My role in the blogosphere has felt more and more like an iconoclast -- or to go back to that old metaphor the little child calling out the nakedness of the emperor to the hordes of deniers and minimizers making it crazymaking for the child as messenger to have something so seemingly obvious be surreally pushed back at. WTF????
Sadly, even here there are many who prefer to bury their heads in the sand rather than accept that our world is breaking around us. They will believe that to their death, and it will be a sorry sight.
And this, too:
I can't believe that my fellow Boomers (I was an activist during the Vietnam years like so many) and so many young people are myopically bobbling their heads at the coverage of the imperial bloodbaths under both Bush and Obama and not insanely angry at the waste of human lives using our tax dollars making us accessories to mass murder, to genocides!!!

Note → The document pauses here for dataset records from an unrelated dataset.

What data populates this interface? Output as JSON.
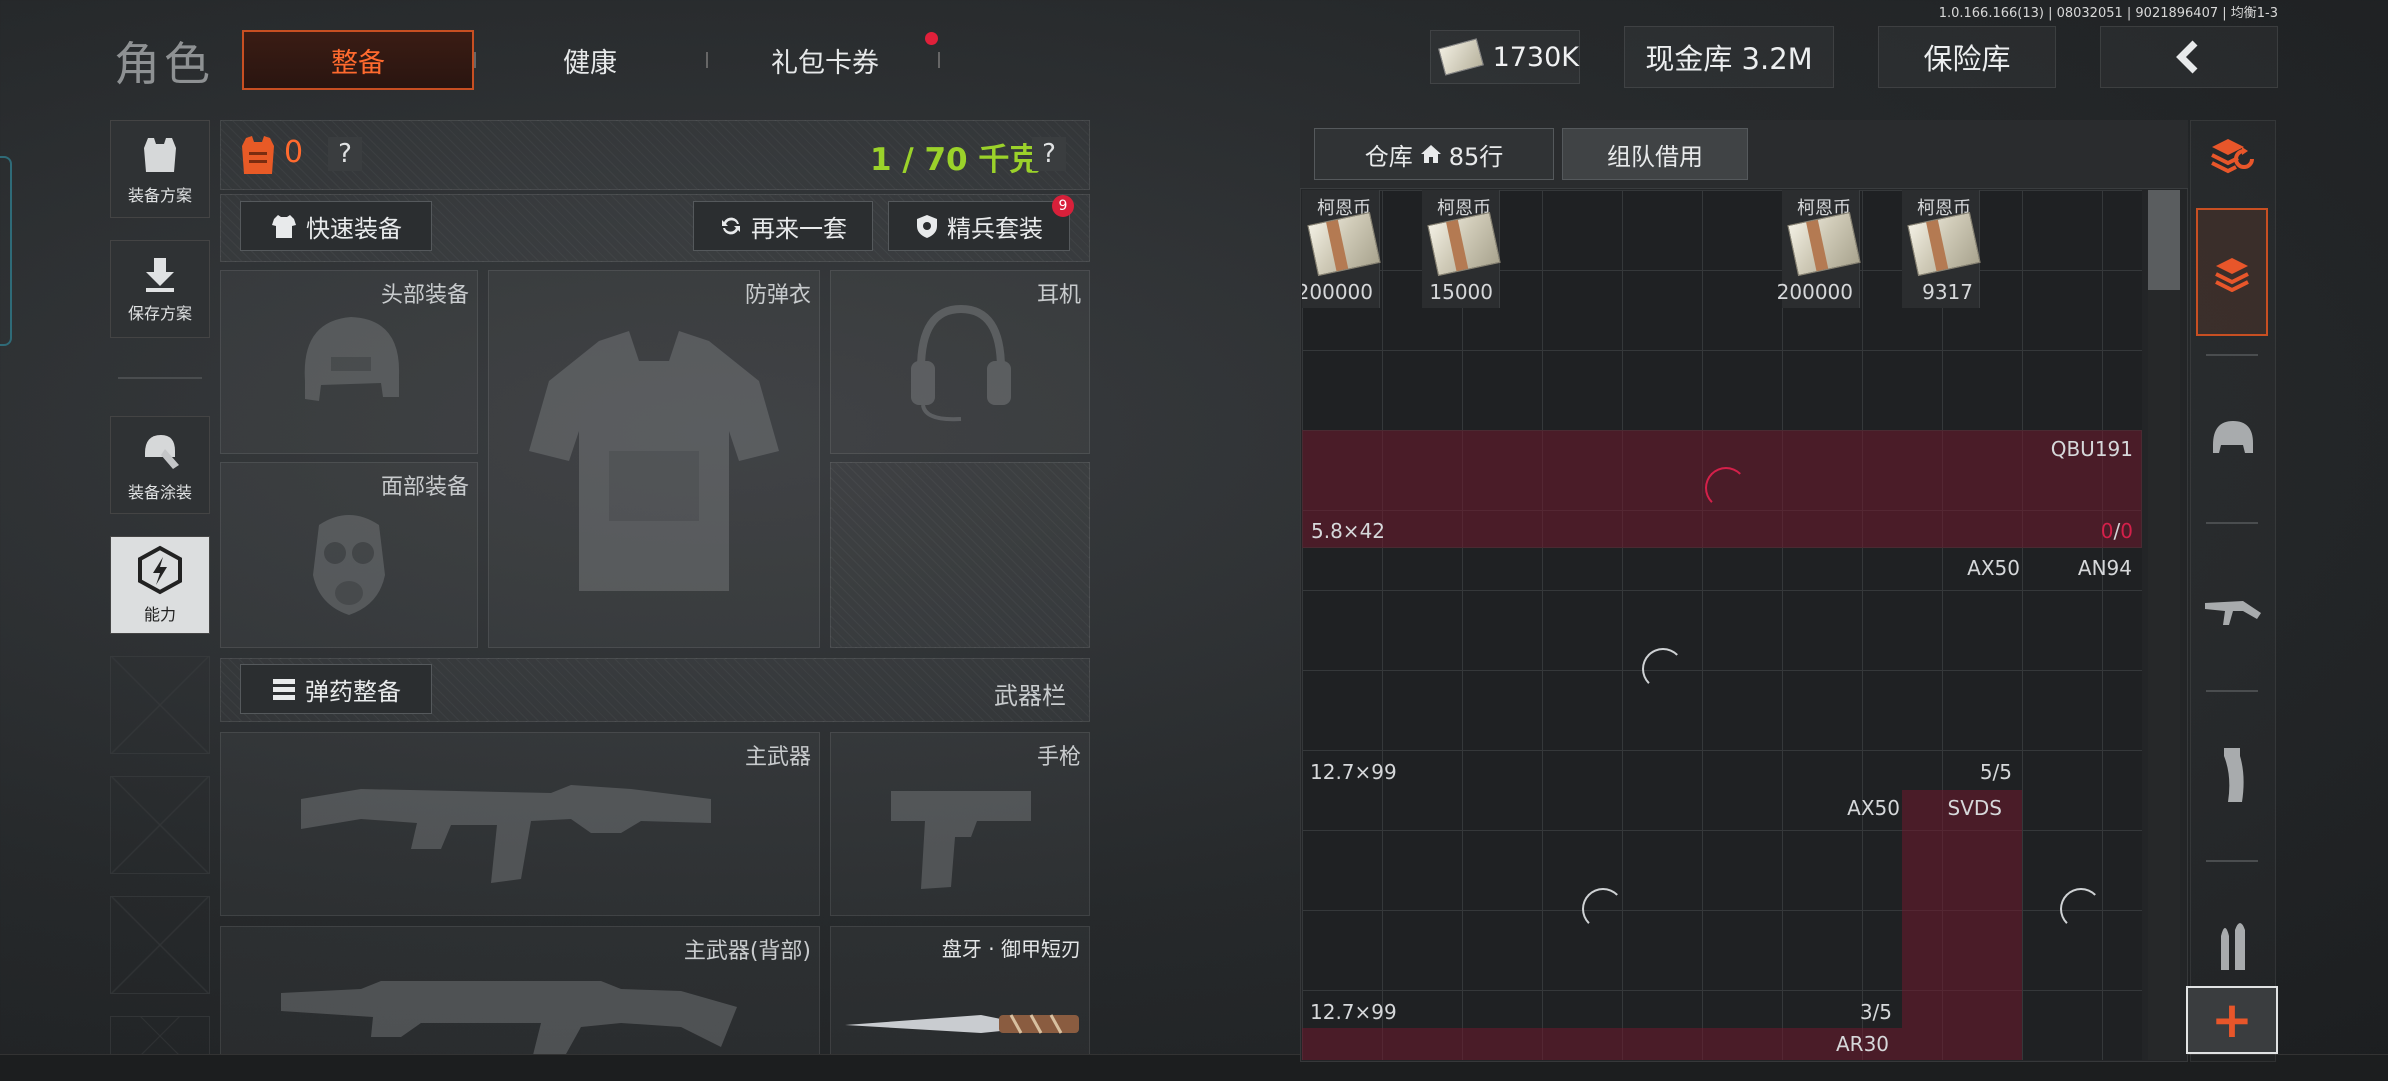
{
  "version": "1.0.166.166(13) | 08032051 | 9021896407 | 均衡1-3",
  "header": {
    "title": "角色",
    "tabs": [
      {
        "label": "整备",
        "active": true
      },
      {
        "label": "健康",
        "active": false
      },
      {
        "label": "礼包卡券",
        "active": false,
        "badge_dot": true
      }
    ],
    "currency": "1730K",
    "cash_vault": "现金库 3.2M",
    "insurance": "保险库",
    "back": "‹"
  },
  "left_sidebar": {
    "items": [
      {
        "label": "装备方案",
        "icon": "vest-icon"
      },
      {
        "label": "保存方案",
        "icon": "download-icon"
      },
      {
        "label": "装备涂装",
        "icon": "paint-helmet-icon"
      },
      {
        "label": "能力",
        "icon": "ability-icon",
        "active": true
      }
    ]
  },
  "loadout": {
    "armor_count": "0",
    "help": "?",
    "weight": "1 / 70 千克",
    "quick_equip": "快速装备",
    "repeat_set": "再来一套",
    "elite_set": "精兵套装",
    "elite_badge": "9",
    "slots": {
      "head": "头部装备",
      "vest": "防弹衣",
      "headset": "耳机",
      "face": "面部装备"
    },
    "ammo_equip": "弹药整备",
    "weapon_bar": "武器栏",
    "primary": "主武器",
    "pistol": "手枪",
    "primary_back": "主武器(背部)",
    "melee": "盘牙 · 御甲短刃"
  },
  "inventory": {
    "warehouse_label": "仓库",
    "warehouse_rows": "85行",
    "team_borrow": "组队借用",
    "money_items": [
      {
        "name": "柯恩币",
        "amount": "200000"
      },
      {
        "name": "柯恩币",
        "amount": "15000"
      },
      {
        "name": "柯恩币",
        "amount": "200000"
      },
      {
        "name": "柯恩币",
        "amount": "9317"
      }
    ],
    "row_qbu": {
      "weapon": "QBU191",
      "caliber": "5.8×42",
      "count_a": "0",
      "count_b": "0"
    },
    "row_2": {
      "weapon_a": "AX50",
      "weapon_b": "AN94",
      "caliber": "12.7×99",
      "count": "5/5"
    },
    "row_3": {
      "weapon_a": "AX50",
      "weapon_b": "SVDS",
      "caliber": "12.7×99",
      "count": "3/5"
    },
    "row_4": {
      "weapon_a": "AR30"
    }
  },
  "right_sidebar": {
    "icons": [
      "stack-refresh-icon",
      "stack-box-icon",
      "helmet-icon",
      "rifle-icon",
      "magazine-icon",
      "ammo-icon",
      "plus-icon"
    ],
    "plus": "+"
  },
  "colors": {
    "accent": "#e8562a",
    "weight_green": "#9bd22a",
    "crimson": "#d4204a"
  }
}
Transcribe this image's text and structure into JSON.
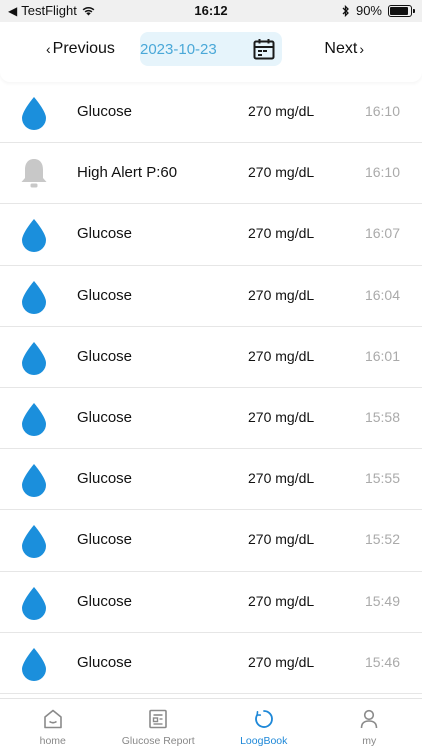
{
  "status_bar": {
    "carrier": "TestFlight",
    "time": "16:12",
    "battery": "90%",
    "battery_level": 0.9
  },
  "date_nav": {
    "previous_label": "Previous",
    "date": "2023-10-23",
    "next_label": "Next"
  },
  "entries": [
    {
      "type": "glucose",
      "icon": "blood-drop-icon",
      "label": "Glucose",
      "value": "270 mg/dL",
      "time": "16:10"
    },
    {
      "type": "alert",
      "icon": "bell-icon",
      "label": "High Alert P:60",
      "value": "270 mg/dL",
      "time": "16:10"
    },
    {
      "type": "glucose",
      "icon": "blood-drop-icon",
      "label": "Glucose",
      "value": "270 mg/dL",
      "time": "16:07"
    },
    {
      "type": "glucose",
      "icon": "blood-drop-icon",
      "label": "Glucose",
      "value": "270 mg/dL",
      "time": "16:04"
    },
    {
      "type": "glucose",
      "icon": "blood-drop-icon",
      "label": "Glucose",
      "value": "270 mg/dL",
      "time": "16:01"
    },
    {
      "type": "glucose",
      "icon": "blood-drop-icon",
      "label": "Glucose",
      "value": "270 mg/dL",
      "time": "15:58"
    },
    {
      "type": "glucose",
      "icon": "blood-drop-icon",
      "label": "Glucose",
      "value": "270 mg/dL",
      "time": "15:55"
    },
    {
      "type": "glucose",
      "icon": "blood-drop-icon",
      "label": "Glucose",
      "value": "270 mg/dL",
      "time": "15:52"
    },
    {
      "type": "glucose",
      "icon": "blood-drop-icon",
      "label": "Glucose",
      "value": "270 mg/dL",
      "time": "15:49"
    },
    {
      "type": "glucose",
      "icon": "blood-drop-icon",
      "label": "Glucose",
      "value": "270 mg/dL",
      "time": "15:46"
    }
  ],
  "tabs": [
    {
      "label": "home",
      "icon": "home-icon",
      "active": false
    },
    {
      "label": "Glucose Report",
      "icon": "report-icon",
      "active": false
    },
    {
      "label": "LoogBook",
      "icon": "logbook-icon",
      "active": true
    },
    {
      "label": "my",
      "icon": "person-icon",
      "active": false
    }
  ],
  "colors": {
    "accent": "#1e88d8",
    "drop": "#1b8fdc",
    "bell": "#c8c8c8",
    "date_pill_bg": "#e6f4fb",
    "date_text": "#4aa8d8",
    "time_text": "#aaaaaa"
  }
}
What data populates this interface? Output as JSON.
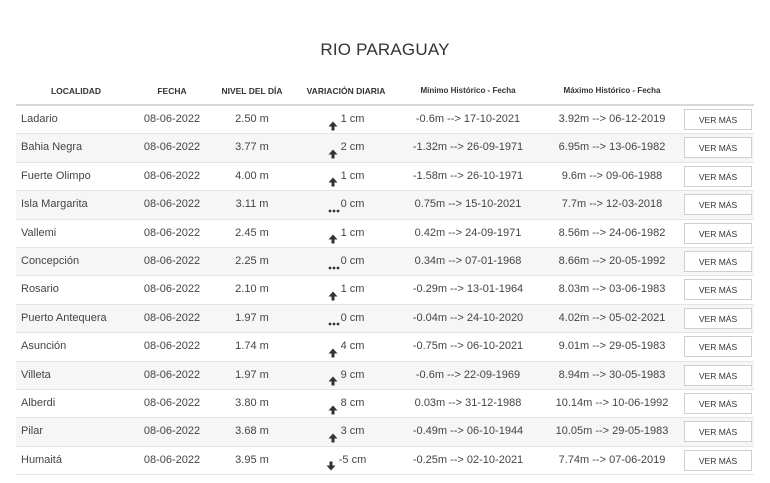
{
  "page_title": "RIO PARAGUAY",
  "headers": {
    "localidad": "LOCALIDAD",
    "fecha": "FECHA",
    "nivel": "NIVEL DEL DÍA",
    "variacion": "VARIACIÓN DIARIA",
    "minimo": "Mínimo Histórico - Fecha",
    "maximo": "Máximo Histórico - Fecha"
  },
  "button_label": "VER MÁS",
  "rows": [
    {
      "localidad": "Ladario",
      "fecha": "08-06-2022",
      "nivel": "2.50 m",
      "trend": "up",
      "variacion": "1 cm",
      "minimo": "-0.6m --> 17-10-2021",
      "maximo": "3.92m --> 06-12-2019"
    },
    {
      "localidad": "Bahia Negra",
      "fecha": "08-06-2022",
      "nivel": "3.77 m",
      "trend": "up",
      "variacion": "2 cm",
      "minimo": "-1.32m --> 26-09-1971",
      "maximo": "6.95m --> 13-06-1982"
    },
    {
      "localidad": "Fuerte Olimpo",
      "fecha": "08-06-2022",
      "nivel": "4.00 m",
      "trend": "up",
      "variacion": "1 cm",
      "minimo": "-1.58m --> 26-10-1971",
      "maximo": "9.6m --> 09-06-1988"
    },
    {
      "localidad": "Isla Margarita",
      "fecha": "08-06-2022",
      "nivel": "3.11 m",
      "trend": "flat",
      "variacion": "0 cm",
      "minimo": "0.75m --> 15-10-2021",
      "maximo": "7.7m --> 12-03-2018"
    },
    {
      "localidad": "Vallemi",
      "fecha": "08-06-2022",
      "nivel": "2.45 m",
      "trend": "up",
      "variacion": "1 cm",
      "minimo": "0.42m --> 24-09-1971",
      "maximo": "8.56m --> 24-06-1982"
    },
    {
      "localidad": "Concepción",
      "fecha": "08-06-2022",
      "nivel": "2.25 m",
      "trend": "flat",
      "variacion": "0 cm",
      "minimo": "0.34m --> 07-01-1968",
      "maximo": "8.66m --> 20-05-1992"
    },
    {
      "localidad": "Rosario",
      "fecha": "08-06-2022",
      "nivel": "2.10 m",
      "trend": "up",
      "variacion": "1 cm",
      "minimo": "-0.29m --> 13-01-1964",
      "maximo": "8.03m --> 03-06-1983"
    },
    {
      "localidad": "Puerto Antequera",
      "fecha": "08-06-2022",
      "nivel": "1.97 m",
      "trend": "flat",
      "variacion": "0 cm",
      "minimo": "-0.04m --> 24-10-2020",
      "maximo": "4.02m --> 05-02-2021"
    },
    {
      "localidad": "Asunción",
      "fecha": "08-06-2022",
      "nivel": "1.74 m",
      "trend": "up",
      "variacion": "4 cm",
      "minimo": "-0.75m --> 06-10-2021",
      "maximo": "9.01m --> 29-05-1983"
    },
    {
      "localidad": "Villeta",
      "fecha": "08-06-2022",
      "nivel": "1.97 m",
      "trend": "up",
      "variacion": "9 cm",
      "minimo": "-0.6m --> 22-09-1969",
      "maximo": "8.94m --> 30-05-1983"
    },
    {
      "localidad": "Alberdi",
      "fecha": "08-06-2022",
      "nivel": "3.80 m",
      "trend": "up",
      "variacion": "8 cm",
      "minimo": "0.03m --> 31-12-1988",
      "maximo": "10.14m --> 10-06-1992"
    },
    {
      "localidad": "Pilar",
      "fecha": "08-06-2022",
      "nivel": "3.68 m",
      "trend": "up",
      "variacion": "3 cm",
      "minimo": "-0.49m --> 06-10-1944",
      "maximo": "10.05m --> 29-05-1983"
    },
    {
      "localidad": "Humaitá",
      "fecha": "08-06-2022",
      "nivel": "3.95 m",
      "trend": "down",
      "variacion": "-5 cm",
      "minimo": "-0.25m --> 02-10-2021",
      "maximo": "7.74m --> 07-06-2019"
    }
  ]
}
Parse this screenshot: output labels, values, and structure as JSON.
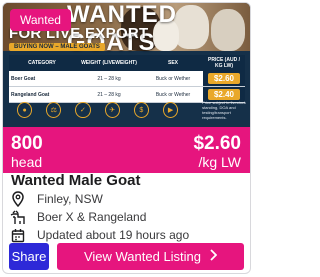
{
  "banner": {
    "headline": "WANTED GOATS",
    "subhead": "FOR LIVE EXPORT",
    "strip": "BUYING NOW – MALE GOATS",
    "table": {
      "headers": [
        "CATEGORY",
        "WEIGHT (LIVEWEIGHT)",
        "SEX",
        "PRICE (AUD / KG LW)"
      ],
      "rows": [
        {
          "category": "Boer Goat",
          "weight": "21 – 28 kg",
          "sex": "Buck or Wether",
          "price": "$2.60"
        },
        {
          "category": "Rangeland Goat",
          "weight": "21 – 28 kg",
          "sex": "Buck or Wether",
          "price": "$2.40"
        }
      ]
    },
    "fine_print": "Price subject to livestock standing, DOA and testing/transport requirements."
  },
  "badge": "Wanted",
  "quantity": {
    "value": "800",
    "unit": "head"
  },
  "price": {
    "value": "$2.60",
    "unit": "/kg LW"
  },
  "listing": {
    "title": "Wanted Male Goat",
    "location": "Finley, NSW",
    "breed": "Boer X & Rangeland",
    "updated": "Updated about 19 hours ago"
  },
  "actions": {
    "share": "Share",
    "view": "View Wanted Listing"
  },
  "colors": {
    "brand_pink": "#e6157e",
    "share_blue": "#2d29d8",
    "navy": "#0f2a44",
    "gold": "#e9a82a"
  }
}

One of the worst parts of our perpetual war is that young people today have grown up with it. We don't think about the war because to us, it really doesn't exist! It's not in the media, it's not anywhere, except for a few sites online. When you grow up with it, it becomes normal. Heck, I'm young enough I literally can't remember a time when we weren't at war in Afghanistan or Iraq. To grow up with that...it makes you think about it in an entirely different way. And it feels incredibly hopeless because of the massive amount of power arrayed against us. This is why I strongly support a draft for everyone, no exceptions except for disabilities and for conscientious objectors--if people are forced to fight and die rather than having the lower classes volunteer to die for the elite, we'd be pretty damn pissed. We're not right now.
Great post, and welcome to DU. Glad to have you here.